Natural de Três Corações, o filho único Antônio Carlos Ferreira foi expulso da casa dos pais depois que se assumiu transgênero. Adotou o nome Mirele. Da terra natal até Guaxupé, veio a pé e de carona. Quando chegou, em 2017, morava numa casa abandonada do Taboão. Ao passar quase diariamente em frente à empresa Ada Seguros, fez amizade com Ada Magno, que a descreve como muito educada e estudada. “Não era debochada. Tinha um coração maravilhoso.”
O primeiro pedido de Mirele foi tomar banho de mangueira na casa de Ada, também moradora do Taboão, na época. No quintal tinha um banheiro, que foi disponibilizado. Às vezes, almoçava na casa da amiga. Como retribuição, oferecia para limpar a casa. Nessa convivência, contava confidências. Mirele telefonava para a mãe, até o pai impedir as duas de conversarem. Outra tentativa de aproximação com a família, com ajuda de Ada, foi em vão. De Três Corações só sobrou um.
Ada doou cama de solteiro, fogão, roupa de cama, toalhas e objetos de necessidades pessoais. Comunicativa, Mirele pedia comida a desconhecidos e preparava refeição para os moradores da casa abandonada. Mas o acúmulo de andarilhos no imóvel, levou a prefeitura de Guaxupé a fechar o local.
Mirele passou a viver em situação de rua. Comunicativa, fez amizades, pedia e conseguia ajuda para sobreviver. Se ganhava roupa bonita, queria compartilhar com Ada. Quando ia no escritório da seguradora, ficava escrevendo. “Um dia minha mãe vai ler o que tô escrevendo pra ela.” Não se sabe sobre a postagem das cartas, mas não houve retorno.
Por opção, imposição ou sobrevivência de morar na rua, Mirele envolveu-se com droga e enfrentou as consequências do comércio e consumo desse produto. Ao mesmo tempo, mantinha a dignidade. Com dinheiro conquistado na rua, tomava banho em postos de combustível. Como pessoa transgênero, teve um relacionamento com um homem bem conhecido em Guaxupé.
Violentaram um coração
Os três anos de Mirele na cidade teve um final trágico. Uma noite, ela sofreu muita violência física. Somente depois de 24 horas da agressão, foi encontrada muito ferida numa praça do Jardim Planalto. Tomou chuva nesse período todo. Para a pessoa que ofereceu ajuda, ela solicitou que comunicasse a violência na Ada Seguros.
Ada encontrou um corpo quase morto.
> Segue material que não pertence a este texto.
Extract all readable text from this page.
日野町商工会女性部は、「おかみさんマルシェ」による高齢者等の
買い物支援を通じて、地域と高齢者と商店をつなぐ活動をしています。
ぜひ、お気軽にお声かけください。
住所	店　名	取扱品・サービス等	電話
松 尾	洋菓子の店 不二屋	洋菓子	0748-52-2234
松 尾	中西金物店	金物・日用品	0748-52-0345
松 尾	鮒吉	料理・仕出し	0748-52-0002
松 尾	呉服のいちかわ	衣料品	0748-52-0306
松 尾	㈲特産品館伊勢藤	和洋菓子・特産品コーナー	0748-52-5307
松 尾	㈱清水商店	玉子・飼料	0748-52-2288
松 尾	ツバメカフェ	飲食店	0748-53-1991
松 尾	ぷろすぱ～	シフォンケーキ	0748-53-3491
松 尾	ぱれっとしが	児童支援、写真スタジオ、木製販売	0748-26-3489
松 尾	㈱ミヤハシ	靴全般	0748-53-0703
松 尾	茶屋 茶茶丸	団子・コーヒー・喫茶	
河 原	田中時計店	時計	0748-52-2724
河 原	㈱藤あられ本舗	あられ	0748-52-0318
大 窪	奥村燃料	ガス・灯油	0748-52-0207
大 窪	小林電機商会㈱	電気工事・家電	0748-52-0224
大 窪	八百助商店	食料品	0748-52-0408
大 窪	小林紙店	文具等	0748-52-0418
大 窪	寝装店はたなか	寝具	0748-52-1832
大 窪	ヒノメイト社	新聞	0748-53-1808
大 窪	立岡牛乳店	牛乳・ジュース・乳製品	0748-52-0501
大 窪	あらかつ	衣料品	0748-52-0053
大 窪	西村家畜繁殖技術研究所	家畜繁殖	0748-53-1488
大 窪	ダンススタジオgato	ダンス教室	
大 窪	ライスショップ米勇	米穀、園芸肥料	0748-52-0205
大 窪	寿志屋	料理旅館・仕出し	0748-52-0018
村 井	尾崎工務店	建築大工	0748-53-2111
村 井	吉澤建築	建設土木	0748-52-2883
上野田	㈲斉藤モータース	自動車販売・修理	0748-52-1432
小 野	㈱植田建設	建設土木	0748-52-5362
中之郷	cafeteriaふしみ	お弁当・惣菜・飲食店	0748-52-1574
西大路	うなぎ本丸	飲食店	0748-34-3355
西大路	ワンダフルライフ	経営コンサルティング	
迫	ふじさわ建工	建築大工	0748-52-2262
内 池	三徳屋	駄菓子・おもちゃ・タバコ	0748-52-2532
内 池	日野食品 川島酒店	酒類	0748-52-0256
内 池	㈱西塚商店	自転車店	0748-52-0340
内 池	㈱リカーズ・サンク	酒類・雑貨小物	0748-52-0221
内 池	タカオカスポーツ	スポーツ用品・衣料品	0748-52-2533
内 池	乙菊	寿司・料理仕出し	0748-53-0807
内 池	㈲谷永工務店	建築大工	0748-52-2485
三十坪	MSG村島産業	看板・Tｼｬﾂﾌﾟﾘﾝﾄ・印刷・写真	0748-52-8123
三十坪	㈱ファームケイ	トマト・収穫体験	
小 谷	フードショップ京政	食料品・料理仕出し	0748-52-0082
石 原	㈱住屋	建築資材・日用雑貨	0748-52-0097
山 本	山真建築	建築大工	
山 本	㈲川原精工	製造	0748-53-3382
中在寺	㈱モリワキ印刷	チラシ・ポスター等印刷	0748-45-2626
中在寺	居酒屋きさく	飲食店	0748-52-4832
O laudo médico da Santa Casa local apontou pneumonia e tuberculose, provavelmente causadas pelo HIV. Nos quinze dias de internação, com entubação, Ada a visitou todos os dias, mesmo quando não permitiam entrada na UTI. De início, Mirele fez dois pedidos. Queria que avisasse o parceiro sobre a internação. Ele foi informado, mas não compareceu no hospital. Também pediu para ser enterrada com um vestido amarelo de Ada, que tinha bojo. Era para ser vista com seios, mesmo depois de morta.
Mirele morreu em 2020. Ada tentou localizar os pais em Três Corações, com ajuda da polícia de lá. Os pais tinham mudado de endereço, e talvez de município.
Sem documentação, seria enterrada como indigente. O funcionário da funerária perguntou se Ada e os três acompanhantes queriam a abertura do caixão. O corpo estava com o vestido amarelo, flores na mão e cavanhaque. Ada perdeu o controle e chorou muito por essa falta de respeito. Não é um Leve-me na memória digno para uma transgênero. Uma depilação facial leva alguns minutos. O funcionário alegou que essa questão deveria ser resolvida na funerária, mas não havia mais tempo. O cavanhaque foi mantido.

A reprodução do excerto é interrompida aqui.